A advogada e coordenadora do Nucleo de Jovens Empreendedores, Gabriela Favero, contextualiza a evolução das mulheres no empreendedorismo, destacando conquistas recentes. Passamos de coadjuvantes para protagonistas, e essa alteração de papéis gera impactos em toda a sociedade. Em um aspecto local, o Núcleo de Jovens Empreendedores tem mais da metade de seus nucleados composto por mulheres”, ressalta
Pamela Schons aborda os desafios internos do empreendedorismo feminino e a importância de apoio. Inspiramos mulheres quando mostramos nossa vulnerabilidade e fraquezas, pois mostramos que não precisamos dar conta de tudo, e a importância de dizer não. É importante, ainda, o respeito, a escuta e a solidariedade entre as mulheres empreendedoras para questionarmos os padrões impostos pela sociedade”, afirma.
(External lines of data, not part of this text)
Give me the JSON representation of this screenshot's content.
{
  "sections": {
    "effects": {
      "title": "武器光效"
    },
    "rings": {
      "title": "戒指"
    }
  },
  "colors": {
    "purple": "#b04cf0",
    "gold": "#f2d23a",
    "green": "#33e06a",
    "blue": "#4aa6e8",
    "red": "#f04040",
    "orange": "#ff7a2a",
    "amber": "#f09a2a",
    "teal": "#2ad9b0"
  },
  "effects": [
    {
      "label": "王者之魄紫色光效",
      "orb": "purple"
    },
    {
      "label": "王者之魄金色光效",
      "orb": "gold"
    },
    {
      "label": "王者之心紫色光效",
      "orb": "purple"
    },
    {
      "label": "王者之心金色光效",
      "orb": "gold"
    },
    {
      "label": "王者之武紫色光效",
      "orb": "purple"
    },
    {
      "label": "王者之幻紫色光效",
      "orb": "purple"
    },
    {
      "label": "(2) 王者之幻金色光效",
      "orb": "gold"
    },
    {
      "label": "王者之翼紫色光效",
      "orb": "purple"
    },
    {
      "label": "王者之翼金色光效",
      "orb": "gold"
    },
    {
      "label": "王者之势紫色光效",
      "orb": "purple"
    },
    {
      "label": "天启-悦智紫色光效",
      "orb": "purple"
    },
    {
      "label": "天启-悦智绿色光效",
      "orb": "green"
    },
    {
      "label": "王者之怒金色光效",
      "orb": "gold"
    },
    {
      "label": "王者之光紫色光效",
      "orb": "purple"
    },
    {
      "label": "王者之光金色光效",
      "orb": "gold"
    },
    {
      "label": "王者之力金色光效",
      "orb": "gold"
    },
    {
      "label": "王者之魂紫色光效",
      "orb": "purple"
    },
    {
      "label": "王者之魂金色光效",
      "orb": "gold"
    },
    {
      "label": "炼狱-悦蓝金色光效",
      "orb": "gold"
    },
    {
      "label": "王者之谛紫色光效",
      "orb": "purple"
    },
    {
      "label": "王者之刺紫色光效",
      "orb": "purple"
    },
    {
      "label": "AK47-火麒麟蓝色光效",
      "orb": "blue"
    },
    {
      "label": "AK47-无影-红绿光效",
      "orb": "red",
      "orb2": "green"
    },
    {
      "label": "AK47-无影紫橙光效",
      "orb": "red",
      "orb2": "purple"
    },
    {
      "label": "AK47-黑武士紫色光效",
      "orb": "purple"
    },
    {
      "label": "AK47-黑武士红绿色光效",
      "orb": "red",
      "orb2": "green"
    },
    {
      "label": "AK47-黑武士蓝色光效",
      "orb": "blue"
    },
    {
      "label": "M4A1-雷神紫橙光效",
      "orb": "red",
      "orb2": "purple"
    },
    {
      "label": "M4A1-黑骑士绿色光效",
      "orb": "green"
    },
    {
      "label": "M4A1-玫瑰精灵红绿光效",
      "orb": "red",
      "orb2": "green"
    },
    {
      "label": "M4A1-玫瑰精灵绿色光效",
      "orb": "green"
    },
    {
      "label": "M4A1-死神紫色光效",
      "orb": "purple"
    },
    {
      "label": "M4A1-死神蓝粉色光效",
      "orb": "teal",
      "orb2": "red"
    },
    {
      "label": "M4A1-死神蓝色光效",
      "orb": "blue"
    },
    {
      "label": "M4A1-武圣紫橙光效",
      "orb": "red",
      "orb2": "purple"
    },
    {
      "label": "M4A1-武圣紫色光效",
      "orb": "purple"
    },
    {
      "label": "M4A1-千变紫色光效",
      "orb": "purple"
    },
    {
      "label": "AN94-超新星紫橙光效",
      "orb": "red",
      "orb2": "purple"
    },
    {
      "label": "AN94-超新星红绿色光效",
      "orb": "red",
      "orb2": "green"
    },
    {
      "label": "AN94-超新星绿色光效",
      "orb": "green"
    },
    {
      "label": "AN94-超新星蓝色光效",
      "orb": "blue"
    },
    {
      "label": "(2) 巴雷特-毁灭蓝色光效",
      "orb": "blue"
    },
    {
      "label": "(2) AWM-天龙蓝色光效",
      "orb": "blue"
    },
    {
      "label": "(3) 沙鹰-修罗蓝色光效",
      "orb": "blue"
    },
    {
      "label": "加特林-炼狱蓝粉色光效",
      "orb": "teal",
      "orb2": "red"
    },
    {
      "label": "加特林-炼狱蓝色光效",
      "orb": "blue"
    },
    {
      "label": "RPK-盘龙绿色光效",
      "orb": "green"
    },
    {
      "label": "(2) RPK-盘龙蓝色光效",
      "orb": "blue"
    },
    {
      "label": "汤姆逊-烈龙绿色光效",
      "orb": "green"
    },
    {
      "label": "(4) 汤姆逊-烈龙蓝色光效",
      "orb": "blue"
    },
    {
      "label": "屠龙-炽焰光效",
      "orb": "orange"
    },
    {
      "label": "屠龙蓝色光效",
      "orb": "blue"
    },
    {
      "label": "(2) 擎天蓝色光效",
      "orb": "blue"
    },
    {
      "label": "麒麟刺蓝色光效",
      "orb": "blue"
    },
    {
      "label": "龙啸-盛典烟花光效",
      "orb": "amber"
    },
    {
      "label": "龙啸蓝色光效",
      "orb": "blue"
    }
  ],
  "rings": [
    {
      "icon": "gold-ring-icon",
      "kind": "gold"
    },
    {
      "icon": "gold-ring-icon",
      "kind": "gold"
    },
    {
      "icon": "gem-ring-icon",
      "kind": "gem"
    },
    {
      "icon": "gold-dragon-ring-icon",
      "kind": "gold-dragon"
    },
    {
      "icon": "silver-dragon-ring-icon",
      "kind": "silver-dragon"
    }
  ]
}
Para Joice Valar, ser uma mulher empreendedora é, antes de tudo, sentir-se uma realizadora. Fomos entendendo que apoiar as empresas com método e tecnologia geraria retorno financeiro. Precisamos transformar episódios difíceis em impulsos para criar uma empresa focada no bem-estar e na valorização das pessoas. E as mulheres estão cada vez mais se especializando nisso”, salienta.
Para o presidente da Acismo, Giovanni Gobbi, a importância da mulher vai além da construção de sociedade mais igualitária e no empreendedorismo. “É preciso valorizar as histórias e lutas das mulheres, além de apoio e reconhecimento para impulsionar ainda mais a participação da mulher na sociedade. Hoje, a maior parte do Conselho Diretor da Acismo é composta por mulheres, assim como acontece nos núcleos do Programa Empreender”. Destaca. A Acismo, reafirma o compromisso de continuar promovendo a equidade e incentivando a participação ativa das mulheres no cenário empresarial. Vejo o futuro com otimismo, reconhecendo que o empoderamento feminino não apenas fortalece indivíduos, mas contribui para o desenvolvimento sustentável da comunidade empresarial como um todo”, finaliza.